Clary lo fissò. «Ma...»
«Non preoccuparti» la rassicurò lui. «Ho pulito la lama.»
Lei lo prese senza dire nulla. Luke ridacchiava sotto i baffi. «Col senno di poi» disse «forse l'intervento al Dumort non è stato progettato come avrebbe dovuto. Avevo messo un gruppo dei miei lupi a vegliare su di te, con l'ordine di seguirti se sembravi in pericolo. Quando sei entrata al Dumort...»
«Io e Jace avremmo potuto cavarcela da soli.» Clary si infilò il pugnale nella cintura.
Gretel le rivolse un sorriso paziente. «È per questo che ci ha chiamati, signore?»
«No» disse Luke. Si toccò il fianco. «La mia ferita si è aperta e Clary ha alcune ferite che avrebbero bisogno di cure. Se non vi dispiace andare a prendere quello che serve...»
Gretel annuì. «Torno subito con il kit di pronto soccorso» disse, e uscì dalla cella con Alaric che la seguiva come un'ombra troppo cresciuta.
«Ti ha chiamato "signore"» disse Clary non appena la porta della cella si fu chiusa alle loro spalle. «E cosa vuol dire che sono il tuo secondo e il tuo terzo? Secondo e terzo cosa?»
«Secondo e terzo ufficiale» disse lentamente Luke. «Io sono il comandante di questo branco di lupi. È per questo che Gretel mi ha chiamato "signore". Credimi, c'è voluto parecchio lavoro per farle perdere l'abitudine di chiamarmi "padrone".»

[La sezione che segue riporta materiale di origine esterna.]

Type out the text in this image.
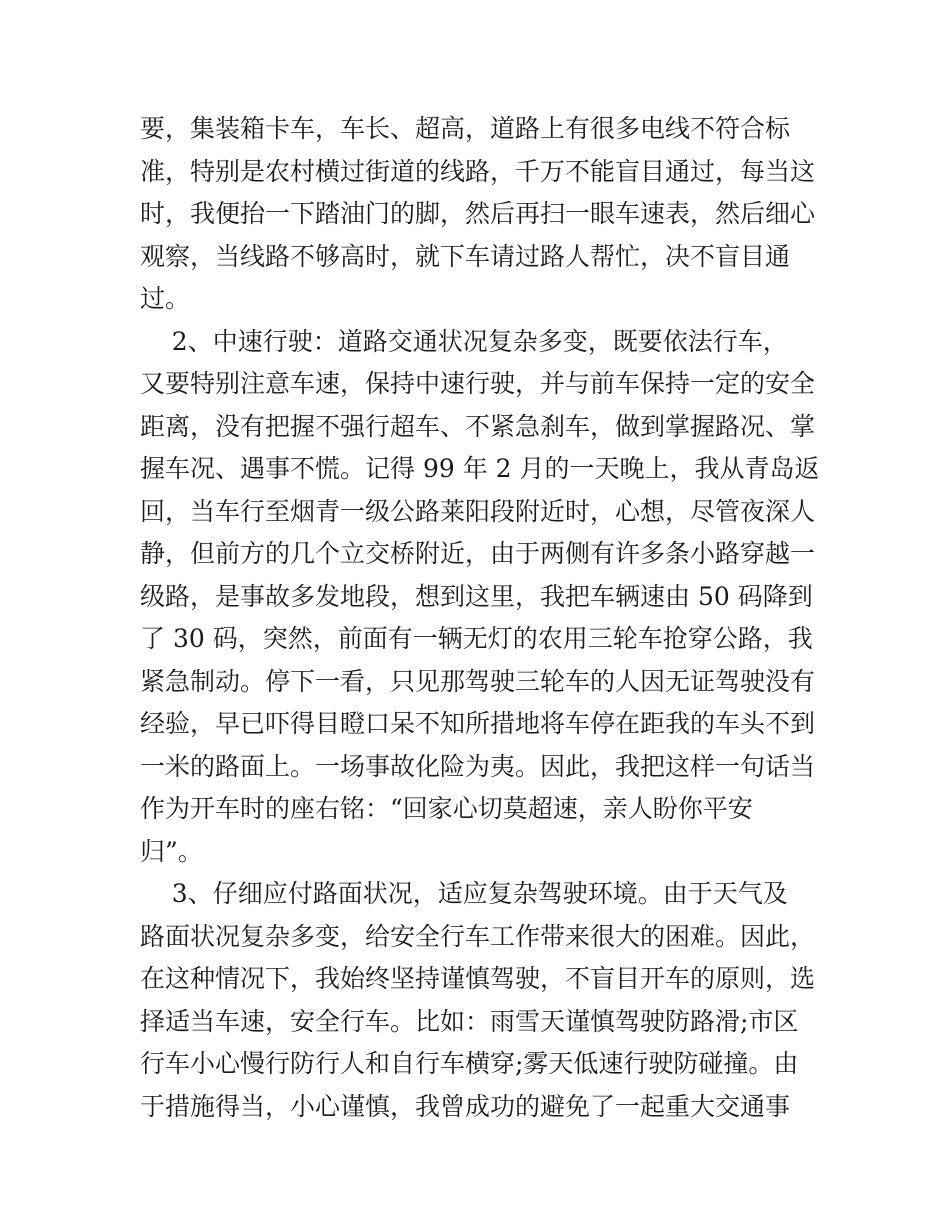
要，集装箱卡车，车长、超高，道路上有很多电线不符合标
准，特别是农村横过街道的线路，千万不能盲目通过，每当这
时，我便抬一下踏油门的脚，然后再扫一眼车速表，然后细心
观察，当线路不够高时，就下车请过路人帮忙，决不盲目通
过。
2、中速行驶：道路交通状况复杂多变，既要依法行车，
又要特别注意车速，保持中速行驶，并与前车保持一定的安全
距离，没有把握不强行超车、不紧急刹车，做到掌握路况、掌
握车况、遇事不慌。记得 99 年 2 月的一天晚上，我从青岛返
回，当车行至烟青一级公路莱阳段附近时，心想，尽管夜深人
静，但前方的几个立交桥附近，由于两侧有许多条小路穿越一
级路，是事故多发地段，想到这里，我把车辆速由 50 码降到
了 30 码，突然，前面有一辆无灯的农用三轮车抢穿公路，我
紧急制动。停下一看，只见那驾驶三轮车的人因无证驾驶没有
经验，早已吓得目瞪口呆不知所措地将车停在距我的车头不到
一米的路面上。一场事故化险为夷。因此，我把这样一句话当
作为开车时的座右铭：“回家心切莫超速，亲人盼你平安
归”。
3、仔细应付路面状况，适应复杂驾驶环境。由于天气及
路面状况复杂多变，给安全行车工作带来很大的困难。因此，
在这种情况下，我始终坚持谨慎驾驶，不盲目开车的原则，选
择适当车速，安全行车。比如：雨雪天谨慎驾驶防路滑;市区
行车小心慢行防行人和自行车横穿;雾天低速行驶防碰撞。由
于措施得当，小心谨慎，我曾成功的避免了一起重大交通事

«Potrebbe andarti peggio» disse Clary. «Potrebbe chiamarti Lupo de
Lupis.»
«Come quello dei cartoni animati?» Luke le sorrise, ma lei non fece altrettanto. «Immagino che il fatto che tu faccia delle battute non voglia dire che mi hai perdonato.»
«Nemmeno per idea.» Prese il cuscino della branda, se lo mise dietro la schiena e vi si appoggiò contro. «Mia mamma lo sapeva?»
«Cosa?»
«Che sei un lupo mannaro.»
«Sì. Lo sa da quando è successo.»
«E naturalmente nessuno dei due ha mai pensato di dirmelo, vero?»

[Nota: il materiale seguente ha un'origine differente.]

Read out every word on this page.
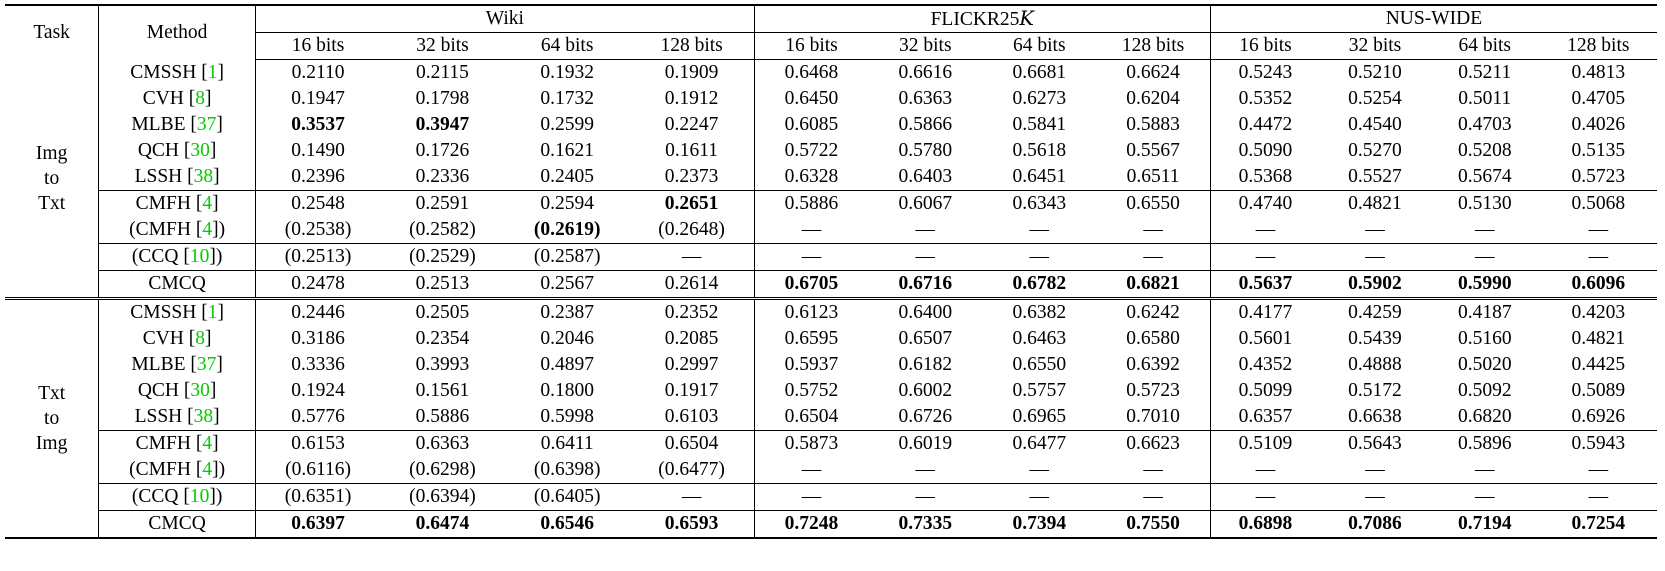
Task	Method	Wiki				FLICKR25K				NUS-WIDE			
		16 bits	32 bits	64 bits	128 bits	16 bits	32 bits	64 bits	128 bits	16 bits	32 bits	64 bits	128 bits

Img
to
Txt	CMSSH [1]	0.2110	0.2115	0.1932	0.1909	0.6468	0.6616	0.6681	0.6624	0.5243	0.5210	0.5211	0.4813
	CVH [8]	0.1947	0.1798	0.1732	0.1912	0.6450	0.6363	0.6273	0.6204	0.5352	0.5254	0.5011	0.4705
	MLBE [37]	0.3537	0.3947	0.2599	0.2247	0.6085	0.5866	0.5841	0.5883	0.4472	0.4540	0.4703	0.4026
	QCH [30]	0.1490	0.1726	0.1621	0.1611	0.5722	0.5780	0.5618	0.5567	0.5090	0.5270	0.5208	0.5135
	LSSH [38]	0.2396	0.2336	0.2405	0.2373	0.6328	0.6403	0.6451	0.6511	0.5368	0.5527	0.5674	0.5723
	CMFH [4]	0.2548	0.2591	0.2594	0.2651	0.5886	0.6067	0.6343	0.6550	0.4740	0.4821	0.5130	0.5068
	(CMFH [4])	(0.2538)	(0.2582)	(0.2619)	(0.2648)	—	—	—	—	—	—	—	—
	(CCQ [10])	(0.2513)	(0.2529)	(0.2587)	—	—	—	—	—	—	—	—	—
	CMCQ	0.2478	0.2513	0.2567	0.2614	0.6705	0.6716	0.6782	0.6821	0.5637	0.5902	0.5990	0.6096

Txt
to
Img	CMSSH [1]	0.2446	0.2505	0.2387	0.2352	0.6123	0.6400	0.6382	0.6242	0.4177	0.4259	0.4187	0.4203
	CVH [8]	0.3186	0.2354	0.2046	0.2085	0.6595	0.6507	0.6463	0.6580	0.5601	0.5439	0.5160	0.4821
	MLBE [37]	0.3336	0.3993	0.4897	0.2997	0.5937	0.6182	0.6550	0.6392	0.4352	0.4888	0.5020	0.4425
	QCH [30]	0.1924	0.1561	0.1800	0.1917	0.5752	0.6002	0.5757	0.5723	0.5099	0.5172	0.5092	0.5089
	LSSH [38]	0.5776	0.5886	0.5998	0.6103	0.6504	0.6726	0.6965	0.7010	0.6357	0.6638	0.6820	0.6926
	CMFH [4]	0.6153	0.6363	0.6411	0.6504	0.5873	0.6019	0.6477	0.6623	0.5109	0.5643	0.5896	0.5943
	(CMFH [4])	(0.6116)	(0.6298)	(0.6398)	(0.6477)	—	—	—	—	—	—	—	—
	(CCQ [10])	(0.6351)	(0.6394)	(0.6405)	—	—	—	—	—	—	—	—	—
	CMCQ	0.6397	0.6474	0.6546	0.6593	0.7248	0.7335	0.7394	0.7550	0.6898	0.7086	0.7194	0.7254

«Io avrei voluto dirtelo» rispose semplicemente Luke. «Ma tua madre non voleva assolutamente che tu sapessi nulla dei Cacciatori o del Mondo Invisibile. E non avrei potuto spiegarti che sono un licantropo, perché tutto rientra in un grande disegno che tua madre non voleva che tu vedessi. Non so cosa tu abbia scoperto...»
«Parecchio» disse Clary. «So che mia mamma era una Cacciatrice. So che era sposata con Valentine e che gli ha rubato la Coppa Mortale e poi si è nascosta. So che dopo avermi messa al mondo mi portava ogni anno da Magnus Bane per farmi togliere la Vista. So che quando Valentine ha provato a farti dire dove fosse la Coppa in cambio della vita di mia mamma, tu gli hai detto che non te ne importava nulla.»

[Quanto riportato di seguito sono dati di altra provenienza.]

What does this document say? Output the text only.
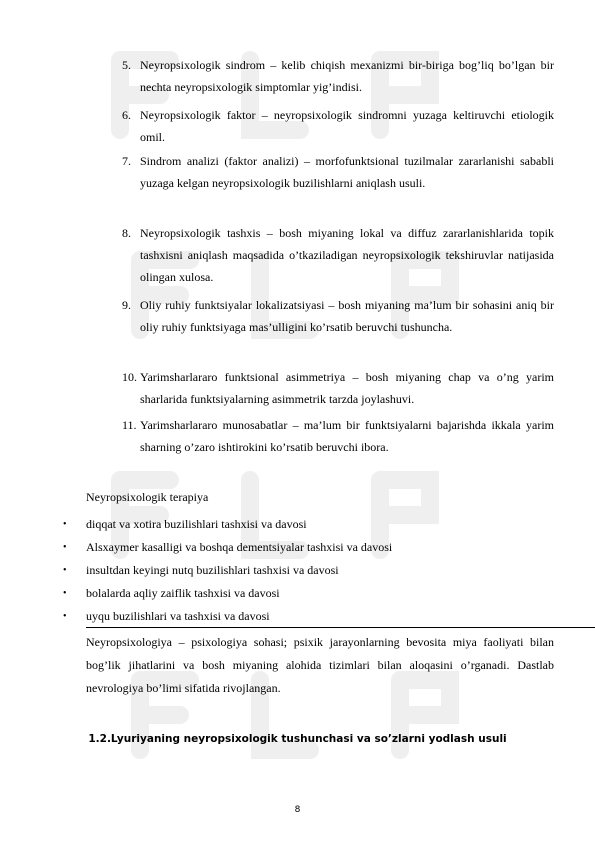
5. Neyropsixologik sindrom – kelib chiqish mexanizmi bir-biriga bog’liq bo’lgan bir nechta neyropsixologik simptomlar yig’indisi.
6. Neyropsixologik faktor – neyropsixologik sindromni yuzaga keltiruvchi etiologik omil.
7. Sindrom analizi (faktor analizi) – morfofunktsional tuzilmalar zararlanishi sababli yuzaga kelgan neyropsixologik buzilishlarni aniqlash usuli.
8. Neyropsixologik tashxis – bosh miyaning lokal va diffuz zararlanishlarida topik tashxisni aniqlash maqsadida o’tkaziladigan neyropsixologik tekshiruvlar natijasida olingan xulosa.
9. Oliy ruhiy funktsiyalar lokalizatsiyasi – bosh miyaning ma’lum bir sohasini aniq bir oliy ruhiy funktsiyaga mas’ulligini ko’rsatib beruvchi tushuncha.
10. Yarimsharlararo funktsional asimmetriya – bosh miyaning chap va o’ng yarim sharlarida funktsiyalarning asimmetrik tarzda joylashuvi.
11. Yarimsharlararo munosabatlar – ma’lum bir funktsiyalarni bajarishda ikkala yarim sharning o’zaro ishtirokini ko’rsatib beruvchi ibora.
Neyropsixologik terapiya
• diqqat va xotira buzilishlari tashxisi va davosi
• Alsxaymer kasalligi va boshqa dementsiyalar tashxisi va davosi
• insultdan keyingi nutq buzilishlari tashxisi va davosi
• bolalarda aqliy zaiflik tashxisi va davosi
• uyqu buzilishlari va tashxisi va davosi
Neyropsixologiya – psixologiya sohasi; psixik jarayonlarning bevosita miya faoliyati bilan bog’lik jihatlarini va bosh miyaning alohida tizimlari bilan aloqasini o’rganadi. Dastlab nevrologiya bo’limi sifatida rivojlangan.
1.2.Lyuriyaning neyropsixologik tushunchasi va so’zlarni yodlash usuli
8
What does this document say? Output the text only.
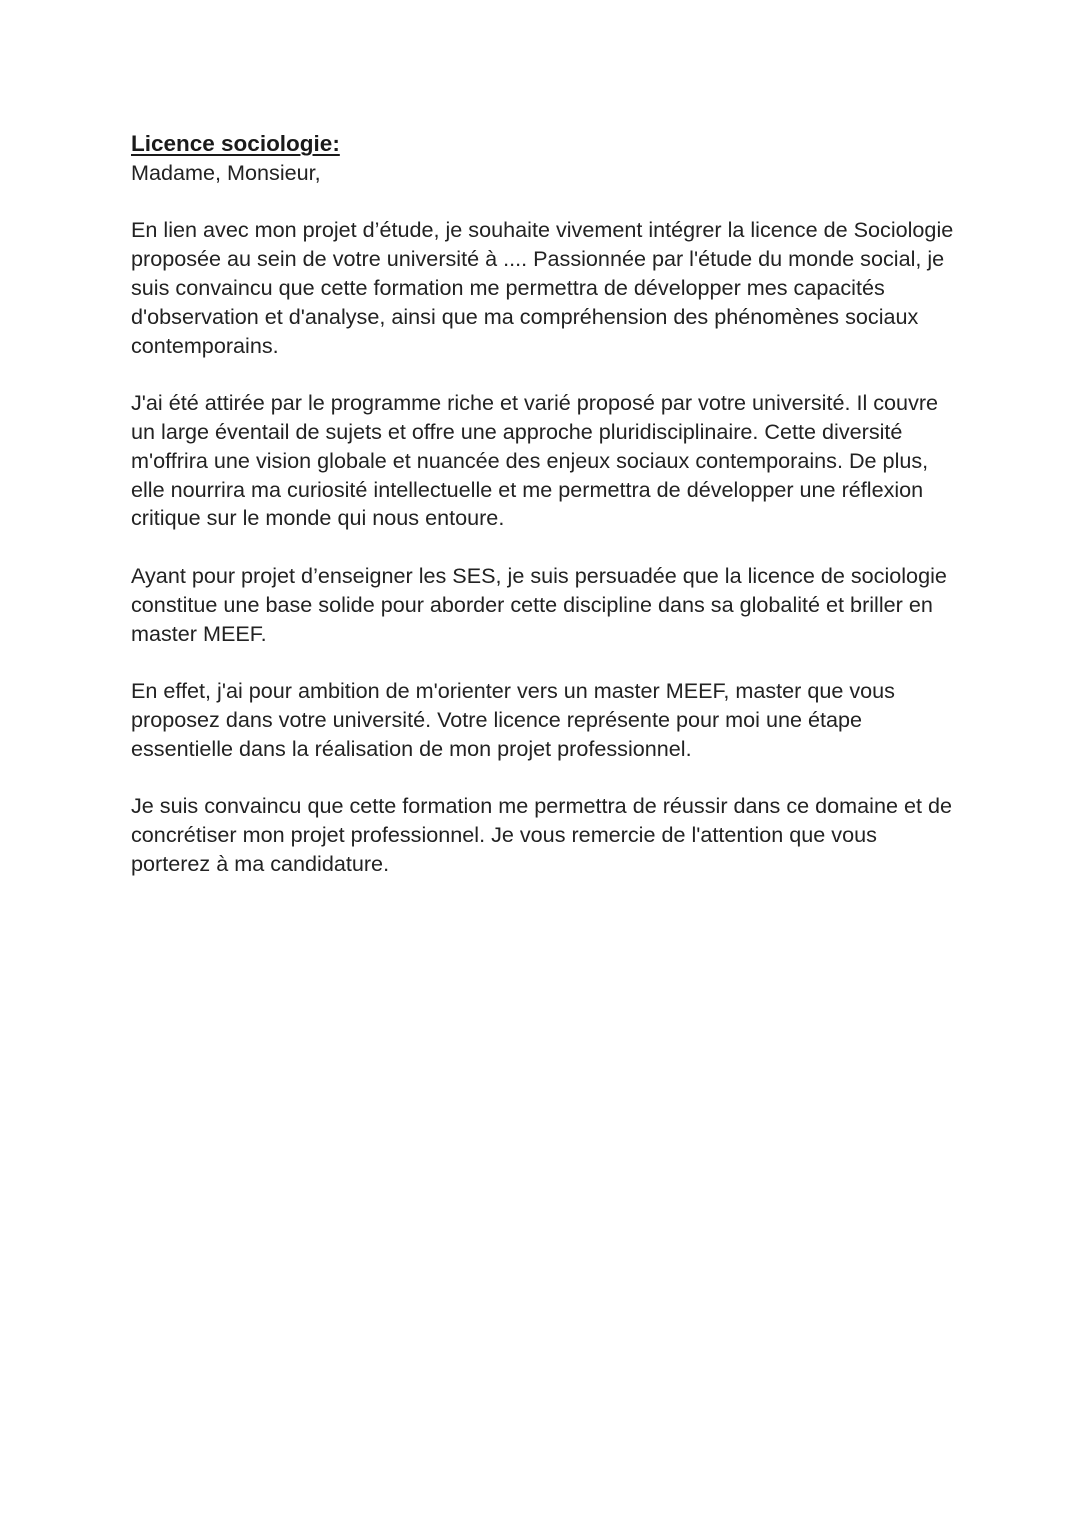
Licence sociologie:

Madame, Monsieur,

En lien avec mon projet d’étude, je souhaite vivement intégrer la licence de Sociologie proposée au sein de votre université à .... Passionnée par l'étude du monde social, je suis convaincu que cette formation me permettra de développer mes capacités d'observation et d'analyse, ainsi que ma compréhension des phénomènes sociaux contemporains.

J'ai été attirée par le programme riche et varié proposé par votre université. Il couvre un large éventail de sujets et offre une approche pluridisciplinaire. Cette diversité m'offrira une vision globale et nuancée des enjeux sociaux contemporains. De plus, elle nourrira ma curiosité intellectuelle et me permettra de développer une réflexion critique sur le monde qui nous entoure.

Ayant pour projet d’enseigner les SES, je suis persuadée que la licence de sociologie constitue une base solide pour aborder cette discipline dans sa globalité et briller en master MEEF.

En effet, j'ai pour ambition de m'orienter vers un master MEEF, master que vous proposez dans votre université. Votre licence représente pour moi une étape essentielle dans la réalisation de mon projet professionnel.

Je suis convaincu que cette formation me permettra de réussir dans ce domaine et de concrétiser mon projet professionnel. Je vous remercie de l'attention que vous porterez à ma candidature.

Luke avevo lo sguardo fisso sulla parete. «Non sapevo dove fosse la
Coppa» disse. «Jocelyn non me l'ha mai detto.»
«Avresti potuto provare a trattare...»
«Valentine non tratta. Non lo ha mai fatto. Se non è in una posizione di vantaggio, non inizia nemmeno a giocare. È determinatissimo e del tutto privo di compassione, e anche se un tempo forse amava tua madre, non esiterebbe a ucciderla. No, non potevo trattare con Valentine.»
«E allora hai semplicemente deciso di abbandonarla?» chiese Clary furente. «Sei il comandante di un branco di lupi mannari e hai deciso che lei non aveva bisogno del tuo aiuto? Sai, era già brutto quando pensavo che tu fossi un Cacciatore e le avessi voltato le spalle per uno di quegli stupidi voti da Cacciatore o qualcosa del genere, ma adesso so che sei soltanto un viscido Nascosto a cui non importa neppure il fatto che in tutti questi anni lei ti abbia trattato come un amico... come un suo pari... ed è così che la ripaghi!»
«Ma sentiti» disse Luke tranquillamente. «Parli già come una Lightwood.»
Clary socchiuse gli occhi. «Non parlare di Alec e Isabelle come se li conoscessi.»
«Parlavo dei loro genitori» disse Luke. «Che conoscevo molto bene, quando eravamo tutti quanti Shadowhunters.»
Clary sentì che le labbra le si dischiudevano per la sorpresa. «So che eravate tutti nel Circolo... Ma come hai fatto a non fargli scoprire che eri un licantropo? Non lo sapevano?»
«No» disse Luke. «Perché io non sono nato così. Lo sono diventato. E a quanto ho capito, se voglio convincerti ad ascoltare quello che ho da dire, dovrò raccontarti la mia storia sin dall'inizio. È una lunga storia, ma credo che abbiamo abbastanza tempo.»